China index inclusions
Curious the timing… Just 19 days ago, a note was published by The Market Ear that “index inclusions” were in motion, resulting in higher foreign demand for Chinese assets. The rebalancing of the FTSE and S&P indices were to be finalized Sep 23, and MSCI was to increase “the inclusion factor from 15% to 20% and add mid-cap stocks in November”. Curious then to see in that note the expected announcement date of September 26th on whether they will include China in the World Government Bond Index (WGBI). Yup, the SAME day the headline hit that White House was considering China companies be blocked from US listings. If included, the collective inflow of all three major indices including China would be around USD 15bn per month.
Conspiracy Theory or Just Prescient
- “Now that the CCP has provided US$25 trillion of funding to US and global markets (demand), bidding up prices for these financial assets, what happens if the CCP starts selling off these US$25 Trillion in assets?”
- “I’d imagine that they would try to sell the less liquid assets (Real Estate, businesses, private equity, etc.) first.”

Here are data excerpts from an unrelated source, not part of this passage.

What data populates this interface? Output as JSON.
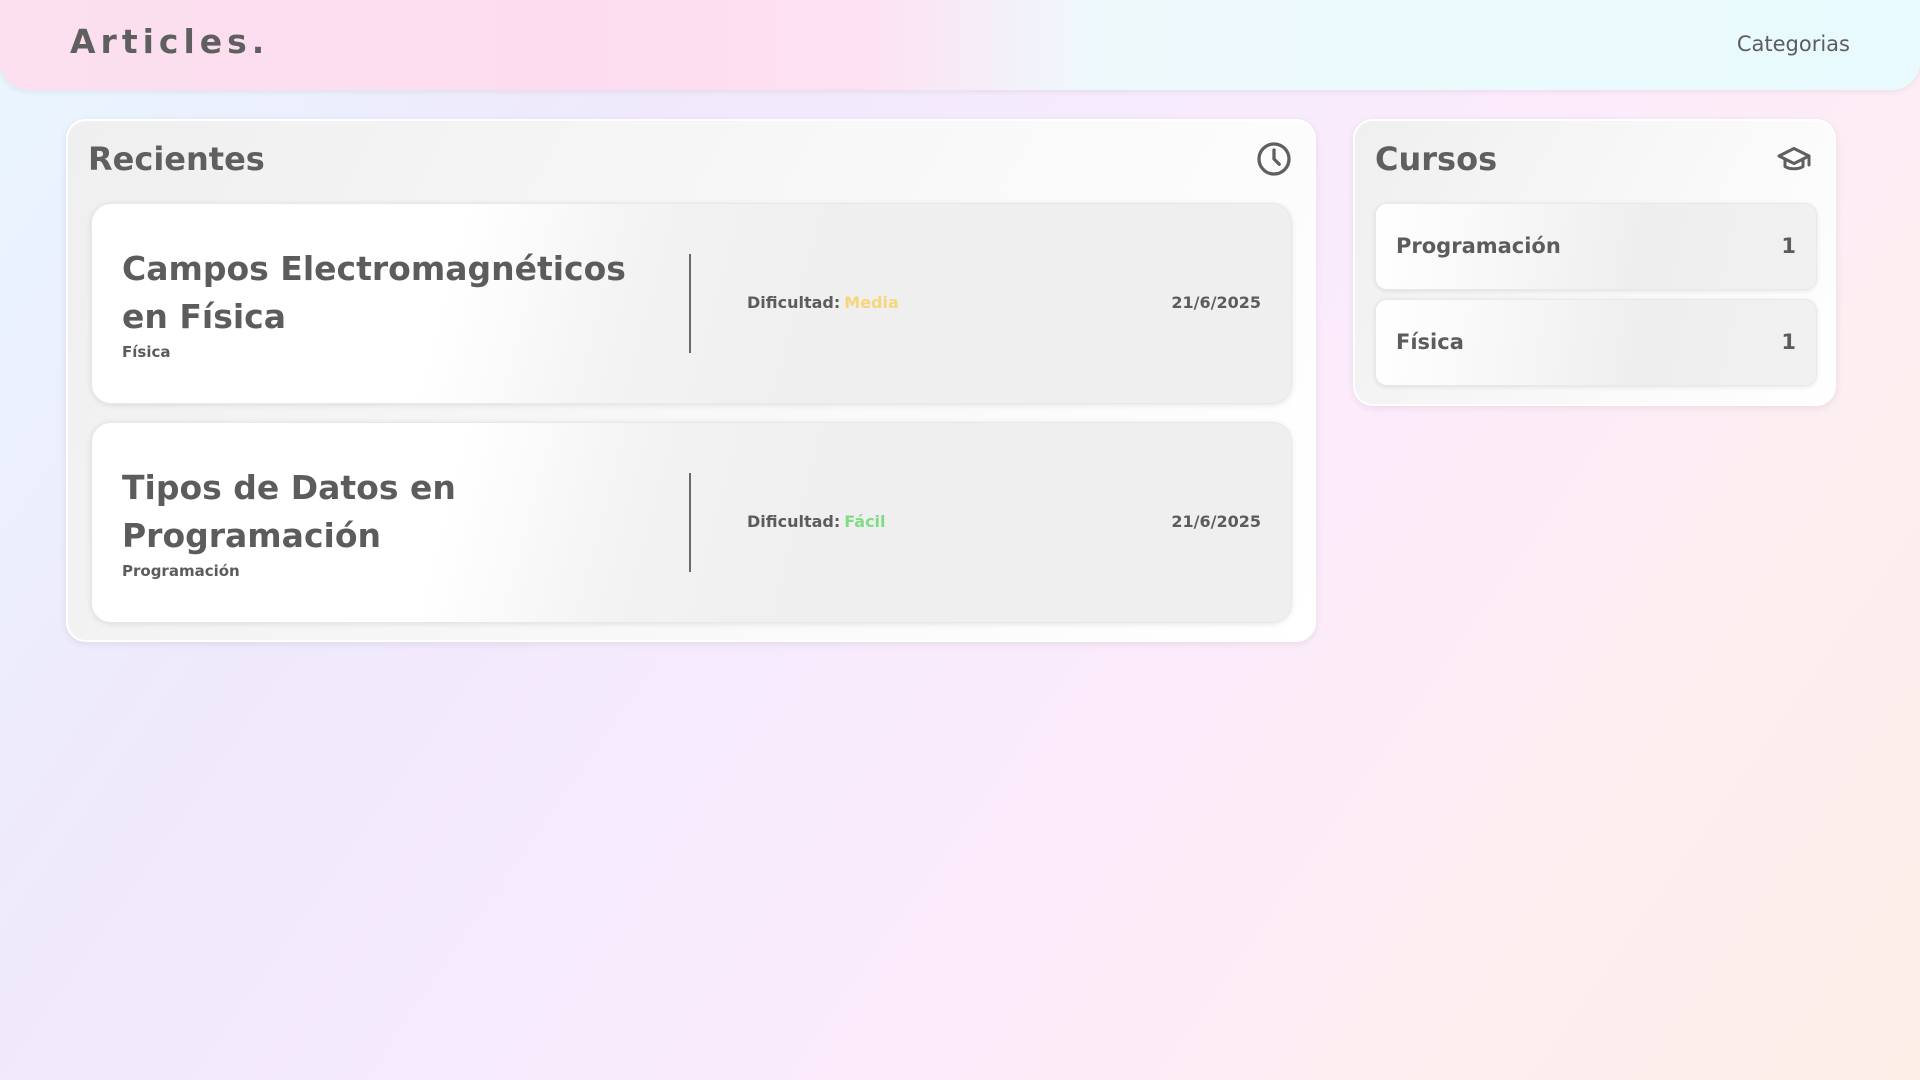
{
  "navbar": {
    "brand": "Articles.",
    "link": "Categorias"
  },
  "recientes": {
    "title": "Recientes",
    "icon": "clock-icon",
    "articles": [
      {
        "title": "Campos Electromagnéticos en Física",
        "category": "Física",
        "difficulty_label": "Dificultad:",
        "difficulty": "Media",
        "difficulty_color": "#f5d77a",
        "date": "21/6/2025"
      },
      {
        "title": "Tipos de Datos en Programación",
        "category": "Programación",
        "difficulty_label": "Dificultad:",
        "difficulty": "Fácil",
        "difficulty_color": "#7fdc84",
        "date": "21/6/2025"
      }
    ]
  },
  "cursos": {
    "title": "Cursos",
    "icon": "graduation-cap-icon",
    "items": [
      {
        "name": "Programación",
        "count": "1"
      },
      {
        "name": "Física",
        "count": "1"
      }
    ]
  }
}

- “We can expect to see the yield curve fully invert as the CCP parks increasing levels of money in short term Dollar/Euro/Yen cash equivalents. They will, of course, stop buying bonds…”
- “Generally, the more intimately a bank is involved with the CCP, the more vulnerable it may be.” (Think JPM and DB.)
- Fed: “They’ll spend their days putting out fires, effectively handcuffed and won’t be able to throw a lifeline to the “real” economy.”
- ”…well, currently US M3 (Broad Money) is only US$14.3 Trillion. Like any “Pump & Dump” the CCP is probably going try to be the first one out.”
- “Stock Markets will continue their fits and starts as money managers continue to “buy the dip” redeploying newly printed money from “loans” mistakenly made based on CCP “collateral”. After all, that’s what these money managers have been trained to do …”
- “The FED, ECB, BOJ and BOE are no longer leading the monetary expansion. They are following it.”
- “As CCP liquidity is removed, with real estate and equity markets collapsing, the economy will follow.”
- “Since they are in control of the liquidity, there is a great chance that they will be able to “call the bottom”.”
- “After a few years, the Dollar will no longer be the world’s Reserve Currency.”
The Author’s point was to credit Ray Dalio with inspiring his missive that China is acting against US interest in order to Avoid their own Deflationary Depression which in turns Inflicts Inflationary Depression on the United States. I truly hope this does not come to pass, but again, I include it because it could.